Uniwersytecki Szpital Kliniczny w Opolu jako pierwsza placówka w regionie wzbogaca pakiet technik leczenia zaburzeń rytmu serca o zabiegi elektroporacji – poinformował o tym dyrektor generalny USK Dariusz Madera.
Lekarze z opolskiego szpitala zaznaczają, iż elektroporacja jest zabiegiem prowadzonym przez czołowe ośrodki w kraju i jest stosowana głównie w leczeniu migotania przedsionków serca. Dzięki nowej metodzie zmniejszy się ryzyko uszkodzenia organów pacjenta.
– Dotychczas pacjentów z arytmiami leczyliśmy małoinwazyjnymi ablacjami – z użyciem prądu o częstotliwości radiowej, i kriablacjami – z użyciem ciekłego azotu. Zabiegi te polegają na wykonaniu w sercu niewielkich blizn, wielkości kilku milimetrów, niemających wpływu na ogólną funkcję serca, w efekcie czego dochodzi do przerwania patologicznych połączeń elektrycznych lub likwidacji obszarów generujących nieprawidłowe sygnały. niedługo będziemy oferować im także elektroporację – wyjaśnił kardiolog Grzegorz Hordyński, kierownik Pracowni Elektrofizjologii Oddziału Kardiologii USK w Opolu.
Zaburzenia rytmu serca to dość powszechne schorzenie. Najczęściej spotykaną arytmią jest migotanie przedsionków często diagnozowane u osób starszych i obciążonych chorobami współistniejącymi. Szacuje się, iż choruje na nie 600–700 tys. osób. Nieleczone może prowadzić do udaru niedokrwiennego mózgu i niewydolności serca. Objawami arytmii mogą być m.in. kołatanie serca, duszności, bóle w klatce piersiowej czy osłabienie.

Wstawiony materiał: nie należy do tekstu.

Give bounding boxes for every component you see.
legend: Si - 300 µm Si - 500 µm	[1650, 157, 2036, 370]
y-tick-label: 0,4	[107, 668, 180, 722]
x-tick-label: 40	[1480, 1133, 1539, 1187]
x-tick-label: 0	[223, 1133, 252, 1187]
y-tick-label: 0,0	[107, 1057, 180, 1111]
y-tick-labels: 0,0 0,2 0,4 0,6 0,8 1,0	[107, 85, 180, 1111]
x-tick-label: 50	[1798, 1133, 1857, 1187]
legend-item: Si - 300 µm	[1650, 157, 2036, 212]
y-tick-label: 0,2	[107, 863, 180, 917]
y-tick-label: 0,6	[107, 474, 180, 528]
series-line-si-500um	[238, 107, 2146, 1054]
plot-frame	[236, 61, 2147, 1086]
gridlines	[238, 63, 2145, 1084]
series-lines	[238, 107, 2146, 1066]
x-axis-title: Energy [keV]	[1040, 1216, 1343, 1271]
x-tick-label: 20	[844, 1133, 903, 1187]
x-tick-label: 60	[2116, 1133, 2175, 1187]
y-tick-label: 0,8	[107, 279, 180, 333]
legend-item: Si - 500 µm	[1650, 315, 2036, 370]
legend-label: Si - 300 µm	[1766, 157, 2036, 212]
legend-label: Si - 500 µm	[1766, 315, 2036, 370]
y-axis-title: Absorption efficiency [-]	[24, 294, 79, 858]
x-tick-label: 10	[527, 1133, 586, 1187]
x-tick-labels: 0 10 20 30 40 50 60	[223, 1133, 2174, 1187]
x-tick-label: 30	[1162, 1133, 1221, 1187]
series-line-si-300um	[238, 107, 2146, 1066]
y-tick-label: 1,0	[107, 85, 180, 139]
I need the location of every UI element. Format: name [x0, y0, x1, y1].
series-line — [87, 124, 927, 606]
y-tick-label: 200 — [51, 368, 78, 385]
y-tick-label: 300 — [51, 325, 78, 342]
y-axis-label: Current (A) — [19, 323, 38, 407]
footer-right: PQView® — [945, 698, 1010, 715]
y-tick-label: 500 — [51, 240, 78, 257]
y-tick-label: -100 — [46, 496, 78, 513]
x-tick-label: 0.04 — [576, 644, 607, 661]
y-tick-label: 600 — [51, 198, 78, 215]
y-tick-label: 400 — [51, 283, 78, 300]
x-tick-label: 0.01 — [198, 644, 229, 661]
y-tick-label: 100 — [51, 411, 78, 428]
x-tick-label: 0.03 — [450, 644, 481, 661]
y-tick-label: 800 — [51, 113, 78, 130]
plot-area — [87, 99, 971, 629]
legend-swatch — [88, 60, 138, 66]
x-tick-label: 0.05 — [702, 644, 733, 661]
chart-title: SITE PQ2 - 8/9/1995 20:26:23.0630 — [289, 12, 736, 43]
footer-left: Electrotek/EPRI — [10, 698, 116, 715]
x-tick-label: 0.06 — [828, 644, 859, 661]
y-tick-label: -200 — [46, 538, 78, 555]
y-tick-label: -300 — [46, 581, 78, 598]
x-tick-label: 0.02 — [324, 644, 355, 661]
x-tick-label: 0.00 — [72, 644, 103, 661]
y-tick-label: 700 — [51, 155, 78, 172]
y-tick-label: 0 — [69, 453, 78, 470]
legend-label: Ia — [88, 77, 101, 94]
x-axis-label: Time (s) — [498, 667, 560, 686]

Pracownia Elektrofizjologii USK w Opolu jest ośrodkiem referencyjnym w woj. opolskim i jako jedyna wykonuje pełen zakres zabiegów elektrofizjologicznych. Rocznie szpital dokonuje implantacji 150–200 stymulatorów, 100 kardiowerterów i 75 układów synchronizujących i wykonuje ok. 300 zabiegów ablacji, od klasycznych po złożone – z użyciem systemów elektroanatomicznych.